The second formation of the 280th began on 25 December near Stalingrad in the North Caucasus Military District. It used the same basic order of battle as the first formation, but added the 368th Anti-Tank Battalion. The division remained near Stalingrad until its March 1942 transfer to the Reserve of the Supreme High Command. In April the incomplete 280th Rifle Division transferred to the Bryansk Front reserve and the next month was assigned to the 48th Army. During June and July, the division received reinforcements from the Moscow Military District's 14th Reserve Rifle Brigade. In January 1943, the 280th was moved to the 13th Army, which was transferred to the Central Front in March. By 1 April it had become part of the 28th Rifle Corps, and later that month the division with its corps was moved to the 70th Army. The 280th fought in the Battle of Kursk in July to the north west of Kursk. It was transferred to the 60th Army's 77th Rifle Corps during the battle. On 15 September 1943, it was awarded the Order of the Red Banner for its "exemplary fulfillment of command tasks...and valor and courage".

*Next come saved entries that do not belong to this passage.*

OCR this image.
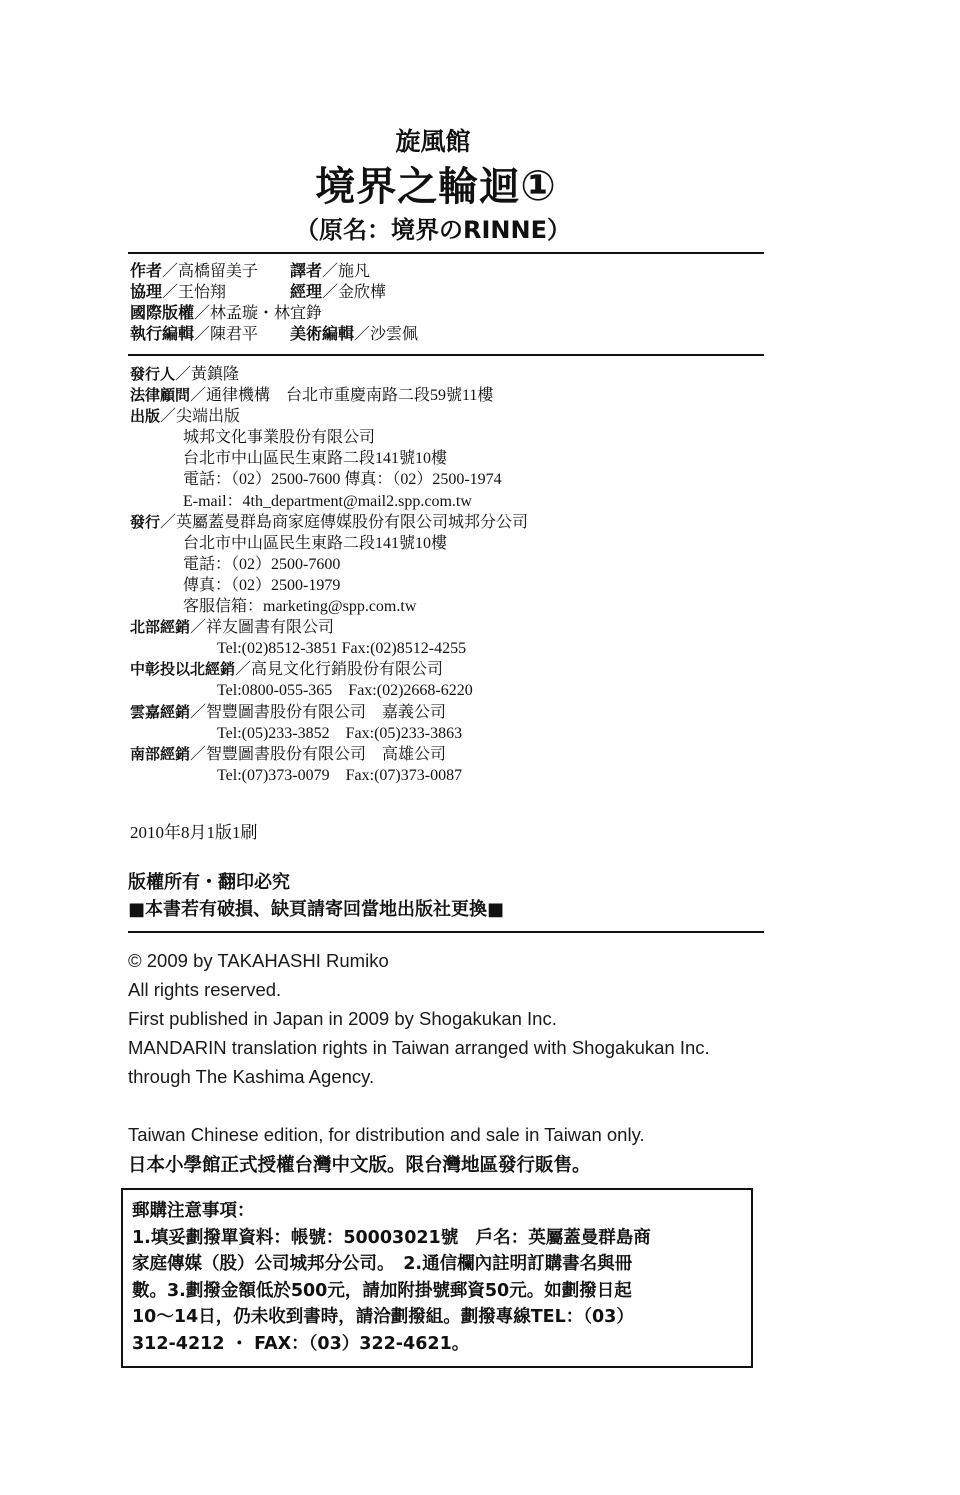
旋風館
境界之輪迴①
（原名：境界のRINNE）
作者／高橋留美子 譯者／施凡
協理／王怡翔	經理／金欣樺
國際版權／林孟璇・林宜錚
執行編輯／陳君平 美術編輯／沙雲佩
發行人／黃鎮隆
法律顧問／通律機構　台北市重慶南路二段59號11樓
出版／尖端出版
城邦文化事業股份有限公司
台北市中山區民生東路二段141號10樓
電話：（02）2500-7600 傳真：（02）2500-1974
E-mail：4th_department@mail2.spp.com.tw
發行／英屬蓋曼群島商家庭傳媒股份有限公司城邦分公司
台北市中山區民生東路二段141號10樓
電話：（02）2500-7600
傳真：（02）2500-1979
客服信箱：marketing@spp.com.tw
北部經銷／祥友圖書有限公司
Tel:(02)8512-3851 Fax:(02)8512-4255
中彰投以北經銷／高見文化行銷股份有限公司
Tel:0800-055-365　Fax:(02)2668-6220
雲嘉經銷／智豐圖書股份有限公司　嘉義公司
Tel:(05)233-3852　Fax:(05)233-3863
南部經銷／智豐圖書股份有限公司　高雄公司
Tel:(07)373-0079　Fax:(07)373-0087
2010年8月1版1刷
版權所有・翻印必究
■本書若有破損、缺頁請寄回當地出版社更換■
© 2009 by TAKAHASHI Rumiko
All rights reserved.
First published in Japan in 2009 by Shogakukan Inc.
MANDARIN translation rights in Taiwan arranged with Shogakukan Inc.
through The Kashima Agency.
Taiwan Chinese edition, for distribution and sale in Taiwan only.
日本小學館正式授權台灣中文版。限台灣地區發行販售。
郵購注意事項：
1.填妥劃撥單資料：帳號：50003021號　戶名：英屬蓋曼群島商
家庭傳媒（股）公司城邦分公司。　2.通信欄內註明訂購書名與冊
數。3.劃撥金額低於500元，請加附掛號郵資50元。如劃撥日起
10～14日，仍未收到書時，請洽劃撥組。劃撥專線TEL：（03）
312-4212 ・ FAX：（03）322-4621。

In October, the army was transferred to the 1st Ukrainian Front, with which the 280th spent the rest of the war. As part of the 18th Guards Rifle Corps, the division transferred to the 1st Guards Army in March 1944. On 27 July the division returned to the 13th Army, with which it remained for the rest of the war. Initially assigned to the army's 47th Rifle Corps, the 280th transferred to the 24th Rifle Corps in September. By December it had become part of the 27th Rifle Corps. During the last weeks of the war the division moved back to the 24th Rifle Corps. By the end of the war, the division's honorifics were "Konotop-Korosten, Order of the Red Banner, Order of Suvorov." The division was relocated to Liuboml in the Carpathian Military District with the 24th Rifle Corps, where it was disbanded in 1947.